RACINE — There are at least 1,000 undocumented immigrants in Racine County, estimates Pablo Davalos, 47 of Racine, who is a member of the Racine Interfaith Coalition’s immigration committee.  

“It’s a lot,” he said. 

“I think it’s more than that ... A lot more,” said Vincent Esqueda, another member of the committee. 

Davalos and Esqueda both know people who want to become legal residents, but one of the obstacles in their way is that many would need to go back to Mexico first. Under current law, if someone has lived in America  illegally for more than a year, that person is subject to return to their country of origin for 10 years before gaining eligibility to come back, said Jerome Grzeca, an immigration attorney from Grzeca Law Group in Milwaukee. 

He and John Sesini, another attorney at the firm, stood before a group of about 100 people at McCarthy Hall at St. Patrick’s Catholic Church, 1100 Erie St., on Sunday to answer questions about immigration law and possible reform. 

The forum was sponsored by the Racine Interfaith Coalition.

“Most of the people want to do what is right,” Grzeca said. “But (there is) no avenue for them.” 

Many of the illegal immigrants he talks to were brought here as children, before they had a say, he said. 

Now they want to know what they can do to stay, he said. But Sesini warns getting a a permanent resident card, commonly called a “green card,” is not as easy as some make it sound. 

One of the problems that the Sesini and Grzeca have seen is that some lawyers promise they can help but really cannot. 

“If you have a lawyer guarantee a green card, you should run out of his office,” Sesini said. 
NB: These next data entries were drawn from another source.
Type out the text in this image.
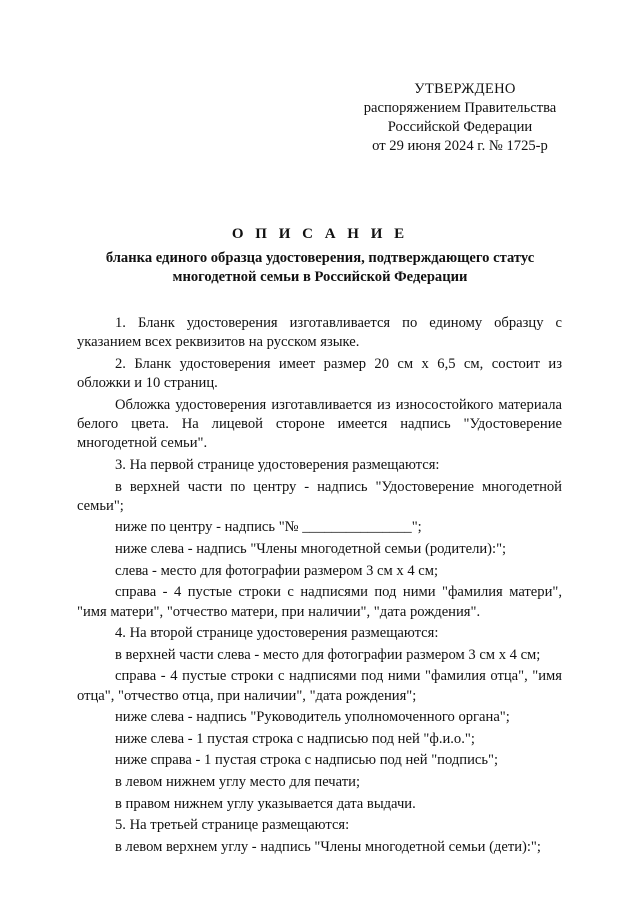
УТВЕРЖДЕНО
распоряжением Правительства
Российской Федерации
от 29 июня 2024 г. № 1725-р
О П И С А Н И Е
бланка единого образца удостоверения, подтверждающего статус
многодетной семьи в Российской Федерации

1. Бланк удостоверения изготавливается по единому образцу с указанием всех реквизитов на русском языке.

2. Бланк удостоверения имеет размер 20 см х 6,5 см, состоит из обложки и 10 страниц.

Обложка удостоверения изготавливается из износостойкого материала белого цвета. На лицевой стороне имеется надпись "Удостоверение многодетной семьи".

3. На первой странице удостоверения размещаются:

в верхней части по центру - надпись "Удостоверение многодетной семьи";

ниже по центру - надпись "№ _______________";

ниже слева - надпись "Члены многодетной семьи (родители):";

слева - место для фотографии размером 3 см х 4 см;

справа - 4 пустые строки с надписями под ними "фамилия матери", "имя матери", "отчество матери, при наличии", "дата рождения".

4. На второй странице удостоверения размещаются:

в верхней части слева - место для фотографии размером 3 см х 4 см;

справа - 4 пустые строки с надписями под ними "фамилия отца", "имя отца", "отчество отца, при наличии", "дата рождения";

ниже слева - надпись "Руководитель уполномоченного органа";

ниже слева - 1 пустая строка с надписью под ней "ф.и.о.";

ниже справа - 1 пустая строка с надписью под ней "подпись";

в левом нижнем углу место для печати;

в правом нижнем углу указывается дата выдачи.

5. На третьей странице размещаются:

в левом верхнем углу - надпись "Члены многодетной семьи (дети):";
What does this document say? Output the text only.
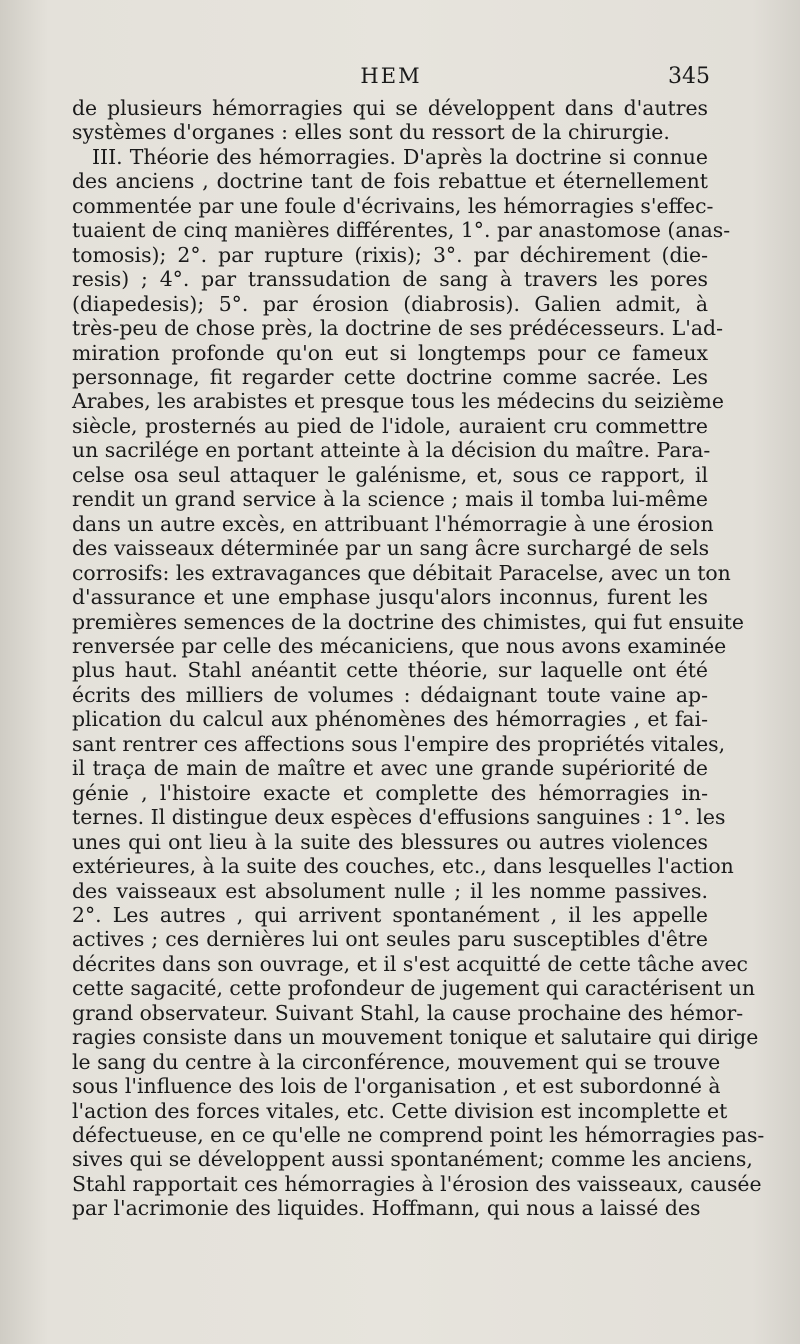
HEM	345
de plusieurs hémorragies qui se développent dans d'autres
systèmes d'organes : elles sont du ressort de la chirurgie.
III. Théorie des hémorragies. D'après la doctrine si connue
des anciens , doctrine tant de fois rebattue et éternellement
commentée par une foule d'écrivains, les hémorragies s'effec-
tuaient de cinq manières différentes, 1°. par anastomose (anas-
tomosis); 2°. par rupture (rixis); 3°. par déchirement (die-
resis) ; 4°. par transsudation de sang à travers les pores
(diapedesis); 5°. par érosion (diabrosis). Galien admit, à
très-peu de chose près, la doctrine de ses prédécesseurs. L'ad-
miration profonde qu'on eut si longtemps pour ce fameux
personnage, fit regarder cette doctrine comme sacrée. Les
Arabes, les arabistes et presque tous les médecins du seizième
siècle, prosternés au pied de l'idole, auraient cru commettre
un sacrilége en portant atteinte à la décision du maître. Para-
celse osa seul attaquer le galénisme, et, sous ce rapport, il
rendit un grand service à la science ; mais il tomba lui-même
dans un autre excès, en attribuant l'hémorragie à une érosion
des vaisseaux déterminée par un sang âcre surchargé de sels
corrosifs: les extravagances que débitait Paracelse, avec un ton
d'assurance et une emphase jusqu'alors inconnus, furent les
premières semences de la doctrine des chimistes, qui fut ensuite
renversée par celle des mécaniciens, que nous avons examinée
plus haut. Stahl anéantit cette théorie, sur laquelle ont été
écrits des milliers de volumes : dédaignant toute vaine ap-
plication du calcul aux phénomènes des hémorragies , et fai-
sant rentrer ces affections sous l'empire des propriétés vitales,
il traça de main de maître et avec une grande supériorité de
génie , l'histoire exacte et complette des hémorragies in-
ternes. Il distingue deux espèces d'effusions sanguines : 1°. les
unes qui ont lieu à la suite des blessures ou autres violences
extérieures, à la suite des couches, etc., dans lesquelles l'action
des vaisseaux est absolument nulle ; il les nomme passives.
2°. Les autres , qui arrivent spontanément , il les appelle
actives ; ces dernières lui ont seules paru susceptibles d'être
décrites dans son ouvrage, et il s'est acquitté de cette tâche avec
cette sagacité, cette profondeur de jugement qui caractérisent un
grand observateur. Suivant Stahl, la cause prochaine des hémor-
ragies consiste dans un mouvement tonique et salutaire qui dirige
le sang du centre à la circonférence, mouvement qui se trouve
sous l'influence des lois de l'organisation , et est subordonné à
l'action des forces vitales, etc. Cette division est incomplette et
défectueuse, en ce qu'elle ne comprend point les hémorragies pas-
sives qui se développent aussi spontanément; comme les anciens,
Stahl rapportait ces hémorragies à l'érosion des vaisseaux, causée
par l'acrimonie des liquides. Hoffmann, qui nous a laissé des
While answering questions Sunday, Sesini told some people, who said they were living here illegally, that they could end up getting deported. 

Davalos said he wants to seek help for those people who want to live here legally, but who don’t want to have to go home for 10 years first. 

“The main way to take out of the dark those 1,000 people is (if) the president, Congress pressure immigrant reform,” said Davalos, whose 14-year-old son, Josue, helped translate for him. 

But, Grzeca said the chance of immigrant reform passing this year is very slim. With the November midterm elections coming up, he said, he doubts any controversial bill would pass. 

But, he said, people should remain hopeful. That is all some of them have of becoming legal, he said.